En la vida de las personas y las comunidades se viven momentos decisivos, de elecciones
profundas que cambian la dirección del caminar. Entendemos que el momento
presente de la humanidad se encuentra en una encrucijada. Parecería que no sirven los modelos
sociales, políticos, culturales establecidos, al menos en occidente, unas décadas atrás. No
responden suficientemente a las necesidades y aspiraciones de los pueblos. Por eso pueden
irrumpir fenómenos de personalidades imperativas, que desbordan todo límite atropellando el
derecho internacional, los derechos humanos y de los pueblos. Ya se vivieron estas escenas
crueles en distintos momentos de la humanidad, y vuelven a repetirse con total impunidad.

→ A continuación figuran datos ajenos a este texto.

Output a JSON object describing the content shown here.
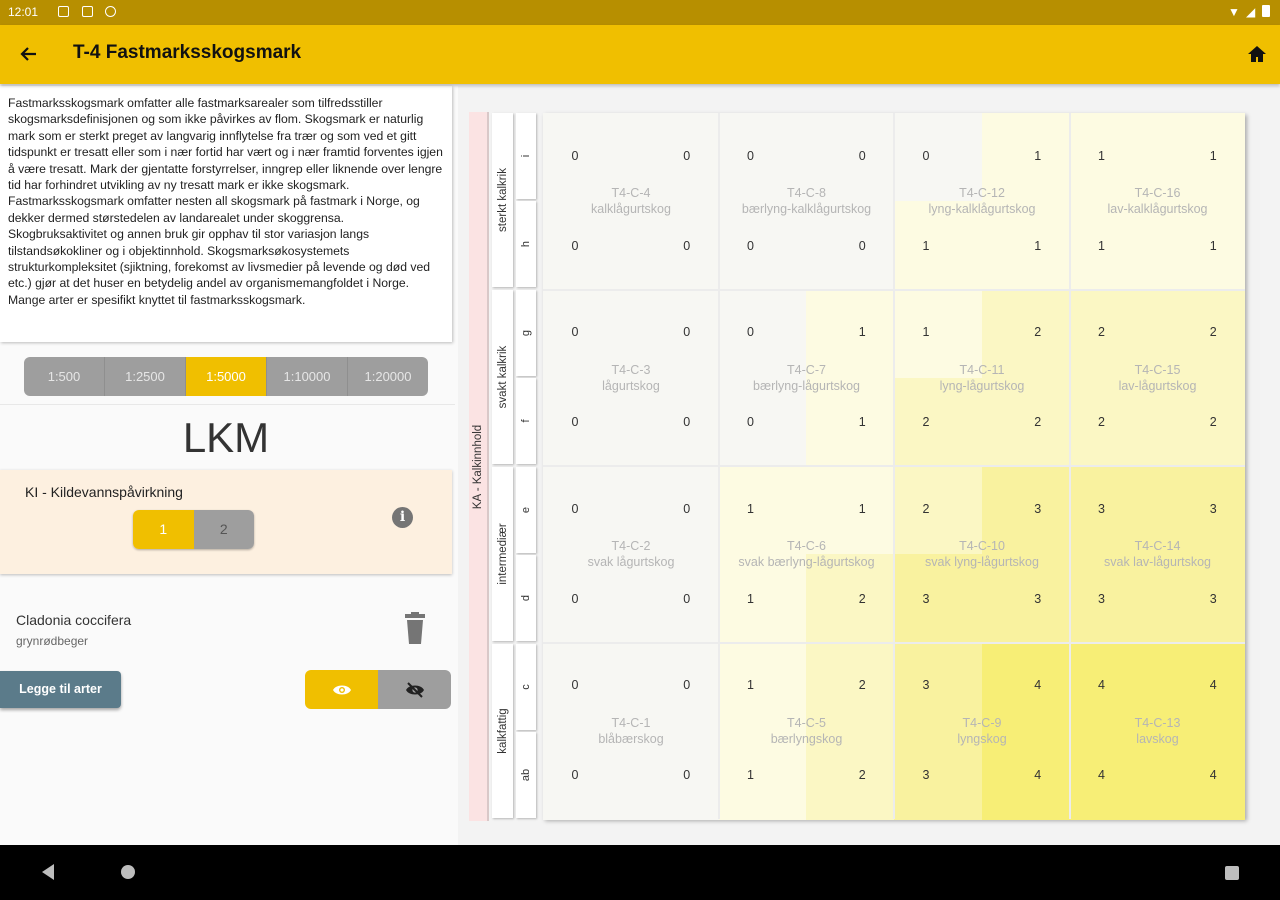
{
  "status_bar": {
    "time": "12:01"
  },
  "app_bar": {
    "title": "T-4 Fastmarksskogsmark"
  },
  "description": "Fastmarksskogsmark omfatter alle fastmarksarealer som tilfredsstiller skogsmarksdefinisjonen og som ikke påvirkes av flom. Skogsmark er naturlig mark som er sterkt preget av langvarig innflytelse fra trær og som ved et gitt tidspunkt er tresatt eller som i nær fortid har vært og i nær framtid forventes igjen å være tresatt. Mark der gjentatte forstyrrelser, inngrep eller liknende over lengre tid har forhindret utvikling av ny tresatt mark er ikke skogsmark. Fastmarksskogsmark omfatter nesten all skogsmark på fastmark i Norge, og dekker dermed størstedelen av landarealet under skoggrensa. Skogbruksaktivitet og annen bruk gir opphav til stor variasjon langs tilstandsøkokliner og i objektinnhold. Skogsmarksøkosystemets strukturkompleksitet (sjiktning, forekomst av livsmedier på levende og død ved etc.) gjør at det huser en betydelig andel av organismemangfoldet i Norge. Mange arter er spesifikt knyttet til fastmarksskogsmark.",
  "scales": [
    "1:500",
    "1:2500",
    "1:5000",
    "1:10000",
    "1:20000"
  ],
  "selected_scale": "1:5000",
  "lkm_heading": "LKM",
  "ki": {
    "label": "KI - Kildevannspåvirkning",
    "options": [
      "1",
      "2"
    ],
    "selected": "1",
    "info_icon": "info-icon"
  },
  "species": {
    "name": "Cladonia coccifera",
    "common_name": "grynrødbeger"
  },
  "add_species_label": "Legge til arter",
  "visibility_icons": {
    "show": "eye-icon",
    "hide": "eye-off-icon"
  },
  "matrix": {
    "ka_label": "KA - Kalkinnhold",
    "groups": [
      {
        "label": "sterkt kalkrik",
        "subs": [
          "i",
          "h"
        ]
      },
      {
        "label": "svakt kalkrik",
        "subs": [
          "g",
          "f"
        ]
      },
      {
        "label": "intermediær",
        "subs": [
          "e",
          "d"
        ]
      },
      {
        "label": "kalkfattig",
        "subs": [
          "c",
          "ab"
        ]
      }
    ],
    "values": [
      [
        0,
        0,
        0,
        0,
        0,
        1,
        1,
        1
      ],
      [
        0,
        0,
        0,
        0,
        1,
        1,
        1,
        1
      ],
      [
        0,
        0,
        0,
        1,
        1,
        2,
        2,
        2
      ],
      [
        0,
        0,
        0,
        1,
        2,
        2,
        2,
        2
      ],
      [
        0,
        0,
        1,
        1,
        2,
        3,
        3,
        3
      ],
      [
        0,
        0,
        1,
        2,
        3,
        3,
        3,
        3
      ],
      [
        0,
        0,
        1,
        2,
        3,
        4,
        4,
        4
      ],
      [
        0,
        0,
        1,
        2,
        3,
        4,
        4,
        4
      ]
    ],
    "types": [
      [
        "T4-C-4\nkalklågurtskog",
        "T4-C-8\nbærlyng-kalklågurtskog",
        "T4-C-12\nlyng-kalklågurtskog",
        "T4-C-16\nlav-kalklågurtskog"
      ],
      [
        "T4-C-3\nlågurtskog",
        "T4-C-7\nbærlyng-lågurtskog",
        "T4-C-11\nlyng-lågurtskog",
        "T4-C-15\nlav-lågurtskog"
      ],
      [
        "T4-C-2\nsvak lågurtskog",
        "T4-C-6\nsvak bærlyng-lågurtskog",
        "T4-C-10\nsvak lyng-lågurtskog",
        "T4-C-14\nsvak lav-lågurtskog"
      ],
      [
        "T4-C-1\nblåbærskog",
        "T4-C-5\nbærlyngskog",
        "T4-C-9\nlyngskog",
        "T4-C-13\nlavskog"
      ]
    ],
    "colors": {
      "0": "#f7f7f3",
      "1": "#fdfbe2",
      "2": "#fbf7c4",
      "3": "#f9f29f",
      "4": "#f7ee76"
    }
  }
}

En este escenario, se advierte siempre el resurgir en las personas y comunidades una gran sed
de autenticidad, de nuevo estilo de compromiso con los otros, de nuevas dimensiones del
«nunca más». En esta página de nuestra sociedad hoy, el Movimiento de los Focolares realizó
su Asamblea 2026. Un proceso interno de renovación de autoridades, en su estilo de gobierno
colegiado y dinámica sinodal, y retoma con decisión la urgente necesidad de un giro, un
viraje hacia su vocación fundamental: la unidad, con un trabajo pormenorizado sobre
qué significa está focalización existencial en todos los aspectos de su vida y organización.
Un momento de luz, sabiduría y conversión en clave de maduración. Y, cuál no sería la sorpresiva
experiencia realizada por los miembros de la Asamblea cuando, en el encuentro con León
XIV, se sienten repetir con inmenso amor, luz y aprecio por parte del sucesor de Pedro, el
mismo sentir de la Asamblea e inclusive como una imperiosa necesidad, subraya el Papa, para
la sociedad actual. Una sintonía que definitivamente marca el salto para el Movimiento en la
esencia de su Carisma. La pasión por la unidad envuelve los corazones de todos con un nuevo
encanto y decisión. Este número desea reflejarlo.
En el ardor de esta decisión nos invitamos y los invitamos a ser partícipes hoy de esa pasión
como el aporte al escenario mundial descrito al inicio de esta nota.